Pertanyakan Independensi Dewan Etik Persepi
Guru Besar Komunikasi Politik Universitas Pendidikan Indonesia (UPI), Profesor Karim Suryadi, mengaku aneh dengan Persepi. Alasannya, jika beda hasil survei di Pilkada Jakarta dipermasalahkan, seharusnya hasil survei Pilkada Jawa Tengah juga harus dipermasalahkan, karena ada beberapa perbedaan yang signifikan.

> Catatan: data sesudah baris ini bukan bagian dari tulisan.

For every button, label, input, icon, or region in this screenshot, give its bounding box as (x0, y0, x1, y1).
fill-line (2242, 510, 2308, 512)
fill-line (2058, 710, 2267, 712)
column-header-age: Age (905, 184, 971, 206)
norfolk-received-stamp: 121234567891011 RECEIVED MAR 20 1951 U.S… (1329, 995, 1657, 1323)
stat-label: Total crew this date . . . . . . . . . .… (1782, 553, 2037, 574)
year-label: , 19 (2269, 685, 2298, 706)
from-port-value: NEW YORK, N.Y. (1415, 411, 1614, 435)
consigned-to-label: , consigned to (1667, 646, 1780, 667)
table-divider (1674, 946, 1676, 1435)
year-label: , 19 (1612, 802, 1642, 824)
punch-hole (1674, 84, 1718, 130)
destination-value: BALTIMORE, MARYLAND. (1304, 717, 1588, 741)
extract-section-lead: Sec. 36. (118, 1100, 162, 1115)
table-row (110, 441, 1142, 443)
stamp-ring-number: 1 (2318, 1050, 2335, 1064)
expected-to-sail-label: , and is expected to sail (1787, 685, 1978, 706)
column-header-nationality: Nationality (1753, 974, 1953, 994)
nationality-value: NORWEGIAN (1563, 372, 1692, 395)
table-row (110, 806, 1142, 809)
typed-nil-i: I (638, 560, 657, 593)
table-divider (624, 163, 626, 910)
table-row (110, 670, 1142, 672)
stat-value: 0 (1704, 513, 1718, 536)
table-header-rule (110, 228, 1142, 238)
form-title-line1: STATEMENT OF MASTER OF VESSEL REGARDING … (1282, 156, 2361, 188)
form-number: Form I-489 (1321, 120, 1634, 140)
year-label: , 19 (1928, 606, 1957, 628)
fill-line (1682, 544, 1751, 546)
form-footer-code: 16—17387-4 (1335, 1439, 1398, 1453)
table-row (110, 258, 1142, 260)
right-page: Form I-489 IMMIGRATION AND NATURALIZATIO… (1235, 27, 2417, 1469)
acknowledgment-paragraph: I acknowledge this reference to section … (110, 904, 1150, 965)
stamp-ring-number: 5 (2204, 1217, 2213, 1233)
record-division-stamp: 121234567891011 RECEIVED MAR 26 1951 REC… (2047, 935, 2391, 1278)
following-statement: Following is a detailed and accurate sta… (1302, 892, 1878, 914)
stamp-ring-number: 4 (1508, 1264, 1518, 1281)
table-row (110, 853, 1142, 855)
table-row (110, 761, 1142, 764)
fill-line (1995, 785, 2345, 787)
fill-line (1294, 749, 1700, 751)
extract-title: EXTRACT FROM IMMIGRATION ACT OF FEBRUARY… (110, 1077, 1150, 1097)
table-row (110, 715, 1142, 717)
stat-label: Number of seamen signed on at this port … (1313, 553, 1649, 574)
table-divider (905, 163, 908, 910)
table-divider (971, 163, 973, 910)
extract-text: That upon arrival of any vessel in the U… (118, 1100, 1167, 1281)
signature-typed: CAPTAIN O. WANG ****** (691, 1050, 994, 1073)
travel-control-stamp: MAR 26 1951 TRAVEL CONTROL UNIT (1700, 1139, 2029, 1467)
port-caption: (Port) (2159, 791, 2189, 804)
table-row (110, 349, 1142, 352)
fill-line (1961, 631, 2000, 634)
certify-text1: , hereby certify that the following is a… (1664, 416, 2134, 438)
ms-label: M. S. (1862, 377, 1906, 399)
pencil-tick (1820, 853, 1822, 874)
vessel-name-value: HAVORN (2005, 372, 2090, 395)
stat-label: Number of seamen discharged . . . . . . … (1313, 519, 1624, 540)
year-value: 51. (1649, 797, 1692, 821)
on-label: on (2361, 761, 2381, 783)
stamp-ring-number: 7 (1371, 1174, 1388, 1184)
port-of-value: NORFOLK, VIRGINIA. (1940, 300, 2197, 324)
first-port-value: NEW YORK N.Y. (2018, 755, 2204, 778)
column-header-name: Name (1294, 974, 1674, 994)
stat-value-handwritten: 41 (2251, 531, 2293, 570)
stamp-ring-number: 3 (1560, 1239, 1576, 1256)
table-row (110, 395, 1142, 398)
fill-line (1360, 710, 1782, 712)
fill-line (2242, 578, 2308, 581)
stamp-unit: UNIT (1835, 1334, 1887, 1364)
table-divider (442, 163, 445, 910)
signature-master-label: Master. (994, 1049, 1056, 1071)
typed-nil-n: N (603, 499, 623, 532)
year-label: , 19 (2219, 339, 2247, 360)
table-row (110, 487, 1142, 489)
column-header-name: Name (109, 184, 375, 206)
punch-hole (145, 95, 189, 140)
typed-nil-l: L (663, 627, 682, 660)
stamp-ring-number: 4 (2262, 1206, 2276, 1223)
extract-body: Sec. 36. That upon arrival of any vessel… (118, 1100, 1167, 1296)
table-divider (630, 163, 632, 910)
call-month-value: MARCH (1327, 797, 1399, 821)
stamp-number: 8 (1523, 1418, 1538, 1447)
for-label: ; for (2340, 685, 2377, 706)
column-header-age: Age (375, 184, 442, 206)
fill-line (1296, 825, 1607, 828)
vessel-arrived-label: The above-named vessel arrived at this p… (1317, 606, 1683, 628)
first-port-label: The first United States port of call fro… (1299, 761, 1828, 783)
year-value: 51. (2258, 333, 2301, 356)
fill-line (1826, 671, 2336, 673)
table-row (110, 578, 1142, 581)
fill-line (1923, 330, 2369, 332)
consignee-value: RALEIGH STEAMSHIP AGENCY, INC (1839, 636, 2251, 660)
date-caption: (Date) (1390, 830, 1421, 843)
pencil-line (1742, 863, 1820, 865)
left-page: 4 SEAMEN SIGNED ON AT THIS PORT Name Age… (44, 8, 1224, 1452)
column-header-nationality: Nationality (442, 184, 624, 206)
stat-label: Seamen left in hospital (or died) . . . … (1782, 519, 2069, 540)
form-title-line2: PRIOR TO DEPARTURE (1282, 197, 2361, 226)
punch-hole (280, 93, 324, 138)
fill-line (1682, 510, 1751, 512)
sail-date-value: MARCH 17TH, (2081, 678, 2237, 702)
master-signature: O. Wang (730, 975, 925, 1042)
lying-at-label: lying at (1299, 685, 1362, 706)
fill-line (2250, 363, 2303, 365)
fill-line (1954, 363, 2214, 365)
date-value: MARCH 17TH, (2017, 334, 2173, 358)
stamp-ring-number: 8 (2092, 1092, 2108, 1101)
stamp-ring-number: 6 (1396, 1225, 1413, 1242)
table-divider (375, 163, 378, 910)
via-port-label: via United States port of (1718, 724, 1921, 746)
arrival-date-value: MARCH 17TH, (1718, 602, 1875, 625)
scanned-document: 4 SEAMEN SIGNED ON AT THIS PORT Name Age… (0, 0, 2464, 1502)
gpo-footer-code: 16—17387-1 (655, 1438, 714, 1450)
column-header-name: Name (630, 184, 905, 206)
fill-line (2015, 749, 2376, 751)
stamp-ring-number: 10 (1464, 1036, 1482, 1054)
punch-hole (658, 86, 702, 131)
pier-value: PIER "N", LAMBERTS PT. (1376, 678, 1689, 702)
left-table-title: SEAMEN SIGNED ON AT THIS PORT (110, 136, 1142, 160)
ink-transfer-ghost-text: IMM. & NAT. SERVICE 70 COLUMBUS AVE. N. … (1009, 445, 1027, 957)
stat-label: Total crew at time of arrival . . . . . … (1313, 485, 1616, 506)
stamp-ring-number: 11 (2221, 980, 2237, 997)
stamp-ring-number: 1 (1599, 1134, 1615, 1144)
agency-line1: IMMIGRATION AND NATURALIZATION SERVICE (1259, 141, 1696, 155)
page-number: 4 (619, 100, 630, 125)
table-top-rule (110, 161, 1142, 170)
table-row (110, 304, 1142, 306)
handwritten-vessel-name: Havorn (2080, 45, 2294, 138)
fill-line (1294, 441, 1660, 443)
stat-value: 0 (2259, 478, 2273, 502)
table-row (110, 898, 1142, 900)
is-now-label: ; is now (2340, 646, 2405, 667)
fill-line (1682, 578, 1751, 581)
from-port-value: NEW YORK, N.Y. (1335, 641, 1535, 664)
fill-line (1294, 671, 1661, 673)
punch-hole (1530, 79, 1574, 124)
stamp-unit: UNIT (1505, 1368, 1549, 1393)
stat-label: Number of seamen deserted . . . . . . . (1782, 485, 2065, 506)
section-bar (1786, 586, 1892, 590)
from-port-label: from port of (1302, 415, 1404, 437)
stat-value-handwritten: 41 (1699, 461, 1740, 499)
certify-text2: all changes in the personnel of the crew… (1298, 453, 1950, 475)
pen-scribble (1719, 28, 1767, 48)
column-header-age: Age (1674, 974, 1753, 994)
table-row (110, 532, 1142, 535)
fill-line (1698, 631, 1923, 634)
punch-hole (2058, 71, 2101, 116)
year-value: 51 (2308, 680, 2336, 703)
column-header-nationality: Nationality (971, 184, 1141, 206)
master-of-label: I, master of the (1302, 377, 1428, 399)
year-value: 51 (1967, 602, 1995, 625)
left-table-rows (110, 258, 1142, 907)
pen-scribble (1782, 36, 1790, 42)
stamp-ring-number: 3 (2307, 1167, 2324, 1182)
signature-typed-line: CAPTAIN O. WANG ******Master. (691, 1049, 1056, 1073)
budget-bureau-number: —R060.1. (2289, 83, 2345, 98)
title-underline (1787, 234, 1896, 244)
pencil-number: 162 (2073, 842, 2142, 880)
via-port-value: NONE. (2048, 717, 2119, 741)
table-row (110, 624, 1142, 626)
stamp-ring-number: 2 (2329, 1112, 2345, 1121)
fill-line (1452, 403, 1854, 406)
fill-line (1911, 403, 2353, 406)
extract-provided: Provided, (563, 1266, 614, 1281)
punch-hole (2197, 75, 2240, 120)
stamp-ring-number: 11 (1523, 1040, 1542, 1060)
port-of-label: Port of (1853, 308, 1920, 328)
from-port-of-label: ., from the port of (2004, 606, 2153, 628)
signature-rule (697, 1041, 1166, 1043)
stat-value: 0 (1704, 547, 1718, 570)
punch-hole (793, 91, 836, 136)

"Kalau Jakarta itu Poltracking beda jauh dari yang lain-lain dengan memenangkan Ridwan Kamil, itu sama kasusnya dengan Jawa Tengah di mana SMRC, Kompas, LKPI itu memenangkan Andika-Hendrar. SMRC dengan Litbang Kompas tipis, tapi LKPI itu menang jauh, tapi enggak diapa-apain," kata Karim, Kamis, 7 November 2024.
Selain itu, kata Karim, ada juga hasil survei di Jateng yang dilakukan LSI Denny JA, di mana hasilnya berbeda dengan tiga lembaga lain, yang justru memenangkan Ahmad Luthfi-Taj Yasin.
"Pertanyaannya, kalau yang jomplang itu yang menyebabkan Poltracking diperiksa, lalu mengapa LSI Denny JA tidak diperiksa? Kan sama-sama anggota Persepi. Maksud saya, saya setuju ada penegakan etik dari para polster ini," ucap Karim.
"Kenapa? Ketika hasil survei itu diekspose, itu bukan lagi masukan dari kandidat, tapi sudah penggiringan opini. Jadi bisa menjadi gizi atau menjadi racun bagi publik," sambungnya.
Karena itu, meski tak mempermasalahkan soal adanya pemeriksaan etik, namun pemeriksa etik, dalam hal ini Dewan Etik juga harus netral, objektif dan tidak memihak.
"Yang menjadi pertanyaan saya, bagaimana tingkat independensi dan obyektivitas Dewan Etik. Apakah Dewan Etik keanggotaannya itu terbebas dari kepentingan lembaga survei atau tidak. Jadi publik bertanya-tanya, apakah murni ingin menegakkan etik atau jangan-jangan rebutan kavling, rebutan lahan. Itu yang tidak baik," ungkap Karim.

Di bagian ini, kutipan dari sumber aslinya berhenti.